Le puissant radar Westinghouse APY-1 a une portée de l'ordre de 400 km lorsque l'avion évolue à basse altitude, et sensiblement plus grande dans le cas contraire. Il s'agit d'un radar Doppler à impulsions, caractérisé par une fréquence de récurrence élevée qui lui confère à la fois une grande portée et une grande précision, tout en lui permettant de détecter des cibles vers le bas. Les données fournies par ce radar et par les autres capteurs sont traitées par un calculateur rapide IBM 4Pi Cc-1 qui peut accomplir jusqu'à 740 000 opérations par seconde. Cet ordinateur monté sur les vingt-trois premiers avions comprend des systèmes de contrôle arithmétique, des unités de contrôle des périphériques, des entrées et des terminaux, un enregistreur sur bande, des tambours de mémoire de masse, des imprimantes, des mémoires principales et une console de contrôle. Il a un débit de données correspondant, à l'entrée comme à la sortie, à 710 000 mots par seconde; la capacité de la mémoire principale est de 131 072 mots. Celle de la mémoire de masse atteint 802 816 mots, mais pourra facilement être accrue. A partir du 24e avion, les E-3A seront dotés d'un ordinateur IBM plus performant encore.


Le E-3 est, en outre, équipé de neuf consoles polyvalentes et de deux consoles auxiliaires qui permettent d'effectuer les missions de contrôle, avec le recours à une quantité impressionnante d'équipements de télécommunications comprenant notamment des matériels radio HF, VHF et UHF qui permettent d'émettre et de recevoir, en clair ou en code, sous forme vocale ou numérique. Le système JTIDS (Joint Tactical Information Distribution System) qui équipe les E-3A les plus récents permet une transmission plus sûre encore des informations.

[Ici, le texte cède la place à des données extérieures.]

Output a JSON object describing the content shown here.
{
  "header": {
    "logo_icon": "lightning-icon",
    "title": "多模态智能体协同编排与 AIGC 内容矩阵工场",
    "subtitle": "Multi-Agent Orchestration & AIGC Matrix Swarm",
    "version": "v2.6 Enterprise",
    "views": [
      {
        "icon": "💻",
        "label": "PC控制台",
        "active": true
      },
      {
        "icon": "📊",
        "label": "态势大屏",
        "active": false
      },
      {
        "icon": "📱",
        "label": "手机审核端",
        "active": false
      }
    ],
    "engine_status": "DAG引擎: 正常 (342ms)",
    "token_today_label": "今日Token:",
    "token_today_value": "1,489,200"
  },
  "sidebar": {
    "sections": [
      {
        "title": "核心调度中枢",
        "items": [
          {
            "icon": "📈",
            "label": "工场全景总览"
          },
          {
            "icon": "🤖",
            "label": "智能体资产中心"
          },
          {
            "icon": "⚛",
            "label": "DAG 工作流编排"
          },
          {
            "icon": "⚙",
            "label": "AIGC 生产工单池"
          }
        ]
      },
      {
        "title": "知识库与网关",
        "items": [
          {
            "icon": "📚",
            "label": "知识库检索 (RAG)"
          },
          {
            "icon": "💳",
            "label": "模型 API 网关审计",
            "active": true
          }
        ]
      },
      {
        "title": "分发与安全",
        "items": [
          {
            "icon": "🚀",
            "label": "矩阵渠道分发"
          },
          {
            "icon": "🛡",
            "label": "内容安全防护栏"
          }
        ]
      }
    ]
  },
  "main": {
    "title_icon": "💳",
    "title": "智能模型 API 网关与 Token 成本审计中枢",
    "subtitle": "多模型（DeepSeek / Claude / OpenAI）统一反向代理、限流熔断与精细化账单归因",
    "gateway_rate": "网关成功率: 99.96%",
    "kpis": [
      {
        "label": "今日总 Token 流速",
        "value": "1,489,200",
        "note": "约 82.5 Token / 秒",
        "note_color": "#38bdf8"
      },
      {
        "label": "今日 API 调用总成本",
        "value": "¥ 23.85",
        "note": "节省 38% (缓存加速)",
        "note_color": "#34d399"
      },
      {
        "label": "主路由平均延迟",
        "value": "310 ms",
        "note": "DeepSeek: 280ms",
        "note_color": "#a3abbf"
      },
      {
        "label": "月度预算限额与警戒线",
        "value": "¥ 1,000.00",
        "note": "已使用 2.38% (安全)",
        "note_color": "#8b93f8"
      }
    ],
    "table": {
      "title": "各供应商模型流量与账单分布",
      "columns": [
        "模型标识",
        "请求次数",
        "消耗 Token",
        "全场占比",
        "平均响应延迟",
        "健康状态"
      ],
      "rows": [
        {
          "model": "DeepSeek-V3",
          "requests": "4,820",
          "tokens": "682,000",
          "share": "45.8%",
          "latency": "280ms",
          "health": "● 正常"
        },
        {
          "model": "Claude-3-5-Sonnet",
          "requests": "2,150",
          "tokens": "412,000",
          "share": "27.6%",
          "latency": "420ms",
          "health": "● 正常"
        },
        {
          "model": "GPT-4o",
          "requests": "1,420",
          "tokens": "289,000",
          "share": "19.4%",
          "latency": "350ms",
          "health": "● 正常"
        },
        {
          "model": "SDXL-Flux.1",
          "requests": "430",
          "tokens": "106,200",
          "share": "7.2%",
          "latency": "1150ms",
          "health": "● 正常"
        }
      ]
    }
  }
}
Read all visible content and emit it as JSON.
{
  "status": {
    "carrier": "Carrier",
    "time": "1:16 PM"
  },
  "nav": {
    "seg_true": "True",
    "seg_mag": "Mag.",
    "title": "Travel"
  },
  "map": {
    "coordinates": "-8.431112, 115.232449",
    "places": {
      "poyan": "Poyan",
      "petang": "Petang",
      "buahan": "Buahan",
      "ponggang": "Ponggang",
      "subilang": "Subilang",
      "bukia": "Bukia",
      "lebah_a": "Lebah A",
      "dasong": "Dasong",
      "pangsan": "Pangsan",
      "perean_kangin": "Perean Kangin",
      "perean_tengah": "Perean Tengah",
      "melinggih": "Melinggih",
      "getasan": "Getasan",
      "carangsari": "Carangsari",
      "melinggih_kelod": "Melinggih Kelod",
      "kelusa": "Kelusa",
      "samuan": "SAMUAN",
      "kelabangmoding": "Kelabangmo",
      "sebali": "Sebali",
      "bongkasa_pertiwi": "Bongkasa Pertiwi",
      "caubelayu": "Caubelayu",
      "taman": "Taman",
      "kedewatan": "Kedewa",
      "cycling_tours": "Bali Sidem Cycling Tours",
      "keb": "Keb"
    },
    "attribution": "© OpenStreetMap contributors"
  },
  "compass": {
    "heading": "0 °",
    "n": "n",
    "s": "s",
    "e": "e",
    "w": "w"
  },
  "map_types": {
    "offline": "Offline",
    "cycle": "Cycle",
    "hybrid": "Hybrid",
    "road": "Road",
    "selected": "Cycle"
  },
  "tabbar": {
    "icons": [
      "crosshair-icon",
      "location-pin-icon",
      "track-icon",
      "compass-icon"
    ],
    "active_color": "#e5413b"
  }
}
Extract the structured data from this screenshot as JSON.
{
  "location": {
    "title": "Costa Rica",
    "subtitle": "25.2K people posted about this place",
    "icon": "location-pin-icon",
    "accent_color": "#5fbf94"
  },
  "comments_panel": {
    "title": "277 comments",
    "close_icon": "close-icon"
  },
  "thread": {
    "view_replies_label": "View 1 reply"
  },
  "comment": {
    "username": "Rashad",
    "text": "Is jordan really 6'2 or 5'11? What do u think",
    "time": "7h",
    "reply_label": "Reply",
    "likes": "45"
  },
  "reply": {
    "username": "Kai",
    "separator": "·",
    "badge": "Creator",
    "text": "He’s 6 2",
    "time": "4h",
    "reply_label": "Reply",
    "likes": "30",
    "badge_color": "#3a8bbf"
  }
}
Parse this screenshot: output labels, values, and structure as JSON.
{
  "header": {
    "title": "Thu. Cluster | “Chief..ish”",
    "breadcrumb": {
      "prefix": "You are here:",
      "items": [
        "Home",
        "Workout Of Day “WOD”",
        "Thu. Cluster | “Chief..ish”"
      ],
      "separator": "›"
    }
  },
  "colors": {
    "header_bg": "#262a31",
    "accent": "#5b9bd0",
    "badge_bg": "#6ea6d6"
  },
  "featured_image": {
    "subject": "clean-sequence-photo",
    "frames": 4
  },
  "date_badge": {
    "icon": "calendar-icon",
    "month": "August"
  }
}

Une autre caractéristique remarquable du Sentry est l'interrogateur CutlerHammer AN/APX-103, premier équipement de sa catégorie comportant, le système de contrôle de trafic AIMS Mk X SIF et l'IFF Mk XII militaire, ce qui permet d'obtenir instantanément des données concernant la distance, l'azimut, le site, le code d'identification et le statut IFF de tout appareil donnant un écho sur l'écran. Toute l'avionique opérationnelle est liée à un dispositif de contrôle de fonctionnement qui recherche en permanence d'éventuels pannes ou fonctionnements anormaux et les signale aussitôt à l'équipage, qui prend alors les mesures qui s'imposent, certaines réparations étant possibles au cours d'une mission; l'avion, en effet, emporte une grande quantité de pièces de rechange. En ce qui concerne les développements futurs, les possibilités d'amélioration sont très étendues, et certaines sont d'ores et déjà prévues. La capacité de poursuite d'un écho pourra notamment être accrue, et il faut s'attendre à voir l'avion emporter des équipements d'autodéfense . récepteurs radars passifs, éjecteurs de paillettes, systèmes de contre-mesures électroniques et leurres thermiques, qui tous contribueront à rendre le Sentry moins vulnérable. Même dépourvu de ces équipements, le E-3 est un appareil qui joue un rôle capital, et dont l'entrée en service a représenté un progrès considérable.